Should I lower my standards? Am I being unrealistic? Is wanting a reasonably
attractive and intelligent woman, with morals, a sense of humor, and not of
baggage too much to ask these days? Right now, my focus is on developing my
future so that if/when I meet "Miss Right," I'll be financially
prepared to provide a comfortable life for ourselves and our children. In the
meantime, it's difficult not having anyone with whom to share things. It can
become quite lonely at times. I'll admit, my standards are high. I may expect a
lot, but it's only because I have just as much to offer. What's your opinion?
-- Hopeful
Dear Hopeful,
We should all have high standards. I don't mean snobby
standards, like those of Rose's family in Titanic. I mean that we all deserve
to date Good People (who can be found steerage and first class), and -- perhaps
even more important -- we all deserve to believe that we deserve to date Good
People. "Settling" should be done only by the contents of cereal
boxes.
So your standards don't need lowering, per se; but in
Breakup Girl's opinion -- since you asked -- they do need a little retooling.

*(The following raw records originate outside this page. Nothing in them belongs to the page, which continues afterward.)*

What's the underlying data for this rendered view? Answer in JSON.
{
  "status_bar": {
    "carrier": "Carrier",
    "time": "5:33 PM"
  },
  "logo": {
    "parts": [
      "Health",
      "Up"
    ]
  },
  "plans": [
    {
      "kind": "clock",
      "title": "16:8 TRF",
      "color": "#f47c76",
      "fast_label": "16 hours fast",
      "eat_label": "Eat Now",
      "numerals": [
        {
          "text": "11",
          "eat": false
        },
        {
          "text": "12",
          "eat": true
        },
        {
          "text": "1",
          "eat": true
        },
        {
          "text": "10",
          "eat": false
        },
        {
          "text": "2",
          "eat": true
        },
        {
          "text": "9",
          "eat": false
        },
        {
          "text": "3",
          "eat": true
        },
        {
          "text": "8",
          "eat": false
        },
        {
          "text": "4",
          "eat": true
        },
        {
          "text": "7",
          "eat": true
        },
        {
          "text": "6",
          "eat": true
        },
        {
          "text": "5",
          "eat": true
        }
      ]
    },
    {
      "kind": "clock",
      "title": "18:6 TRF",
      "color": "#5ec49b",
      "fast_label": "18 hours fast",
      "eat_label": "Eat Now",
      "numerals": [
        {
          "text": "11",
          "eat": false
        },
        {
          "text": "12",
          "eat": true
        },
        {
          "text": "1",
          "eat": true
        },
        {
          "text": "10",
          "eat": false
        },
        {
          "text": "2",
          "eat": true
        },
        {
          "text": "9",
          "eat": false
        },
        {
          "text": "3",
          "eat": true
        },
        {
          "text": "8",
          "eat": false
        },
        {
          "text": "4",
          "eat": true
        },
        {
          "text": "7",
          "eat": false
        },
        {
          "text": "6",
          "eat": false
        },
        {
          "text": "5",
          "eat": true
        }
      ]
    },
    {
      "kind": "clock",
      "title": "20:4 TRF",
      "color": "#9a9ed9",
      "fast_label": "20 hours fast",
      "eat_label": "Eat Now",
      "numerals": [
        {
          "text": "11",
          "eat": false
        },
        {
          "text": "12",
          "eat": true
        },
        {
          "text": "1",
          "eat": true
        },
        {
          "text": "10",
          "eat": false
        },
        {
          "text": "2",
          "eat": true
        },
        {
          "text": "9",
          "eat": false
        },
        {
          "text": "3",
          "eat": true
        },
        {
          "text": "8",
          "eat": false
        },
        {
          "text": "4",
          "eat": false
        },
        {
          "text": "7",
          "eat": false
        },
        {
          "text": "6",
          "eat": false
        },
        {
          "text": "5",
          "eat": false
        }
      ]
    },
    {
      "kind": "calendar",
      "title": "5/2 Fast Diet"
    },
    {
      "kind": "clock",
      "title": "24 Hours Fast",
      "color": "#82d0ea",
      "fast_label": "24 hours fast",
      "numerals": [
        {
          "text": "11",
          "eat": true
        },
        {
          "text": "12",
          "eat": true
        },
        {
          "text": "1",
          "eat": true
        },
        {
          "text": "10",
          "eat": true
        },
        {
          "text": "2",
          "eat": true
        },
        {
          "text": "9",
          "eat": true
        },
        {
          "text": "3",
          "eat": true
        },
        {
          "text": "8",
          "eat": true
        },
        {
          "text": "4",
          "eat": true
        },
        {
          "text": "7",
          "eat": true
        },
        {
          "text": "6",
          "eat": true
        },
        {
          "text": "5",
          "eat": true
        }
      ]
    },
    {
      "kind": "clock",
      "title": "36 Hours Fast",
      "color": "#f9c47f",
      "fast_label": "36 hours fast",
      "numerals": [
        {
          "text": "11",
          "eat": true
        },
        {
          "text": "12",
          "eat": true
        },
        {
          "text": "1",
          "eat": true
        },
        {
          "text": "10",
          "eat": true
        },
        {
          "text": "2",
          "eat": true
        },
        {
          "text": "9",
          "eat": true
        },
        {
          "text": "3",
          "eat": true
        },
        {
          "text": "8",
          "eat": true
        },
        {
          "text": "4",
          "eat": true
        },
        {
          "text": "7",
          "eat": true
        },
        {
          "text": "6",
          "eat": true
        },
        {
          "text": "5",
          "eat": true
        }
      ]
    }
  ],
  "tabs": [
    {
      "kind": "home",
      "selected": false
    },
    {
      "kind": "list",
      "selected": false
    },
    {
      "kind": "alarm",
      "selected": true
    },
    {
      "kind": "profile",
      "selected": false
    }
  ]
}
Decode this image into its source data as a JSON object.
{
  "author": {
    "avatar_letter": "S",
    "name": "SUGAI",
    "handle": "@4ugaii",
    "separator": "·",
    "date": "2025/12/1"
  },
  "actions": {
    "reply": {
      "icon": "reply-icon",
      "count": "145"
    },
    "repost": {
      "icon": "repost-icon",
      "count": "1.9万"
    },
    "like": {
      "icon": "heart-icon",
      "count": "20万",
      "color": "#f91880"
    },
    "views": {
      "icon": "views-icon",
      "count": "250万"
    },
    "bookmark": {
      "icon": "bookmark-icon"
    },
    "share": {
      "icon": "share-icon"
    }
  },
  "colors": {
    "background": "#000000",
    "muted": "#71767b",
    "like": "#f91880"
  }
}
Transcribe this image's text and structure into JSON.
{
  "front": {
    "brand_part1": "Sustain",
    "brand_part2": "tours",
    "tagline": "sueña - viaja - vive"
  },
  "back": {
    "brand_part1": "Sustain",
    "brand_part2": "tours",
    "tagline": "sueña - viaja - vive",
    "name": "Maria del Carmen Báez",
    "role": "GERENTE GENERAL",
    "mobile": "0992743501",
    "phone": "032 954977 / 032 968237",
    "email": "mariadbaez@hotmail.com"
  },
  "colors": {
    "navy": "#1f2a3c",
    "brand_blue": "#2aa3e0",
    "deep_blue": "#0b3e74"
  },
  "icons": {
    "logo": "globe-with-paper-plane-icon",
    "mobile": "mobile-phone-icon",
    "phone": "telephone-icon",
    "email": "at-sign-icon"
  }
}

Here's why: the word "morals" always makes BG a little nervous. Not
because "morals" themselves are a bad thing, but because of how the
word gets wielded. More often than not, it's used not to hold oneself to high
standards, but to self-righteously denounce those whose standards, allegedly,
fall short. Your letter, while well-intentioned, smacks of the latter.
When you question the "morals" of the women
you meet, I'm guessing that you don't mean that they're all into kidnapping,
insider trading, or building Wal-Marts in preserved wetlands. You say you can't
imagine "that type of woman" -- what, the type who likes sex? Before
marriage, even? -- becoming the mother of your children. Eeeeuuwww. That
perception is what this type of woman calls a Madonna/Whore Complex. (Madonna
as in Mary. As in Virgin.) Reams of scholarly papers have been written on this
concept, but I'll define it briefly as the age-old Good Girl/Bad Girl either-or
double standard that doesn't give women a whole lot of breathing room. And if
you guys don't think this beast is alive and well, just consider a recent Fox
News poll asking whether people consider Monica Lewinsky (1) "an average
girl taken advantage of" or (2) "a young tramp looking for
thrills." (Factoid credit goes to Boston Globe columnist Ellen Goodman; BG
watches Fox News only on Sundays in a post-X-Files stupor, and that's IF she's
finished her column.)
So if you want to marry a woman who shares your
"morals," -- new-found morals, might I remind you, Mister Sexually
Active Since 16 -- that's totally fine. And by all means maintain the
"standards" that will make you truly happy. But Breakup Girl suggests
that you expand your notion of what and who would make a good mother.